Rodrigo…Sinta minha gratidão por se dispôr a abordar assuntos tão importantes, e que me levam a reflexões realmente relevantes e profundas. Gratidão ainda por enxergar o mundo, as pessoas e as dificuldades humanas com tanta simplicidade, amo e respeito. Ao meu sentir, esses sentimentos são nítidos e contido em cada palavra. Também quero de parabenizar por seus estudos serem transformados em ações e sabedoria…com isso estimula seus leitores a se sentirem mais próximos de si mesmo, e de “todo mundo”… Muito grata…Silvia Russo
Silvia, muito obrigado pelas suas palavras. É bom saber que compartilhamos uns com os outros os caminhos e buscas. Um grande abraço.
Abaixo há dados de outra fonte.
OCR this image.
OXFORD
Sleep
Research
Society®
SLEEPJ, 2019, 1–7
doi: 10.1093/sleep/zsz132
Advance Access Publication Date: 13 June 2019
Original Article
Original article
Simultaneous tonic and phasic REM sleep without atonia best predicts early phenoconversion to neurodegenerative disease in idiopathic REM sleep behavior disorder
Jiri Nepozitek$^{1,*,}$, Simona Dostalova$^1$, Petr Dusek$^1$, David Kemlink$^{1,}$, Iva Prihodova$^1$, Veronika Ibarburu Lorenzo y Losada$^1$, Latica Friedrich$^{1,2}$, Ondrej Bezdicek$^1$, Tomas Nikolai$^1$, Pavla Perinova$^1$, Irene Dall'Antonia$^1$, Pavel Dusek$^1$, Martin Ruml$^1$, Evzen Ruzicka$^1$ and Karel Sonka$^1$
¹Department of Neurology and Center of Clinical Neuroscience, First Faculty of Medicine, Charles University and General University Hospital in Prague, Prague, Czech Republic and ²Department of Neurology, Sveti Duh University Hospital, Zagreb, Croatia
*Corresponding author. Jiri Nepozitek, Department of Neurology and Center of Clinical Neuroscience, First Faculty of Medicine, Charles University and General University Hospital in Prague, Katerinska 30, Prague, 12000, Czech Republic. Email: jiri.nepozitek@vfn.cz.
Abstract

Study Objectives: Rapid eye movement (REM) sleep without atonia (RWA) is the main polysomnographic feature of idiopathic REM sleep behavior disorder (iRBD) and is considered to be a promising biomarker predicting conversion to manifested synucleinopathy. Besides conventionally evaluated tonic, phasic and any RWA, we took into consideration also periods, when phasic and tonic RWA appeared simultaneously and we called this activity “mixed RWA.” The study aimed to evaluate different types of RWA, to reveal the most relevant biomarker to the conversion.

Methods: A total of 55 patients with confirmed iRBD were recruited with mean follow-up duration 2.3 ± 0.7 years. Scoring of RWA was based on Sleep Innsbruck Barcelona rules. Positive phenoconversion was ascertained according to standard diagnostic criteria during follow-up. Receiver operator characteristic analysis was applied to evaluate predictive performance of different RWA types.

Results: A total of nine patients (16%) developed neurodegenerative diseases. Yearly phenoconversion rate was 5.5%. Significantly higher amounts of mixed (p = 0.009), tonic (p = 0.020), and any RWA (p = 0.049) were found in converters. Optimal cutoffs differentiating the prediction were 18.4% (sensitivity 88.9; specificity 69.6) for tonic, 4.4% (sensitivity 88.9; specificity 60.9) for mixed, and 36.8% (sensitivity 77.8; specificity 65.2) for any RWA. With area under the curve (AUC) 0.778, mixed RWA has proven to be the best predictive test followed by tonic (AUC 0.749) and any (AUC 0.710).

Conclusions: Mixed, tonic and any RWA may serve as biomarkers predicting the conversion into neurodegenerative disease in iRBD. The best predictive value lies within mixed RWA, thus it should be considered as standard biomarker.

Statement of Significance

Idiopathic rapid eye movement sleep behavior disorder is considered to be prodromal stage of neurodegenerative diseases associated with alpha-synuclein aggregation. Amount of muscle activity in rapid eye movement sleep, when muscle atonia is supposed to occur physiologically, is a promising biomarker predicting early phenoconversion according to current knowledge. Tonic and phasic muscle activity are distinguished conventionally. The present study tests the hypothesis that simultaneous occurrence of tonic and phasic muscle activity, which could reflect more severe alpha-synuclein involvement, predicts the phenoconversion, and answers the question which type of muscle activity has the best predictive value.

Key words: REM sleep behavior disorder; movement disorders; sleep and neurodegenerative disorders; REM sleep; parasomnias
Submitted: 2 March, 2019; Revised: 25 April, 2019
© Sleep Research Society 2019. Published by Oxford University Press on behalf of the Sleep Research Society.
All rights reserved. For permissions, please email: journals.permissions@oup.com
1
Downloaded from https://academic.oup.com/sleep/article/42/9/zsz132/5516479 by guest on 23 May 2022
Rapaz, bati palmas mentalmente aqui e agora ao terminar de ler o seu texto. Sensacional!!
E por coincidência ( ou não ), não podia ter chegado à mim em melhor hora, quando estou passando por questionamentos internos exatamente desse “teor”. Tenho me empenhado para estudar, aprender e praticar, buscando a excelência dentro da “minha fotografia”, e eis que me deparo creditando mais beleza e originalidade nos meus trabalhos de início, quando não me preocupava em conseguir a imagem perfeita, seja pela qualidade, estética ou momento registrado. Parece que o melhor está no mais simples, e nós é que não queremos enxergar. Essa questão que você aborda em seu texto, sobre criar algo ou ser original, único, é realmente algo muito difícil ( ou não ). Concordo plenamente com o colocado, que tudo vai por água abaixo quando queremos a aceitação das outras pessoas…..aí já era!
Minha mende está fervendo, pensando, pensando……e vou continuar assim, até…..não sei….hehehe.
Muito obrigado!
Raphael, fico muito satisfeito de saber que o texto tenha provocado reflexões. Obrigado por relatar as suas impressões.
Grande abraço!
Parabéns, Rodrigo. Excelente reflexão! E como é difícil agir de acordo com ela!
Obrigado pela visita e pelo comentário, Nepô!
Adorei descobrir seu blog! Uma boa reflexão sobre nós mesmos através da arte.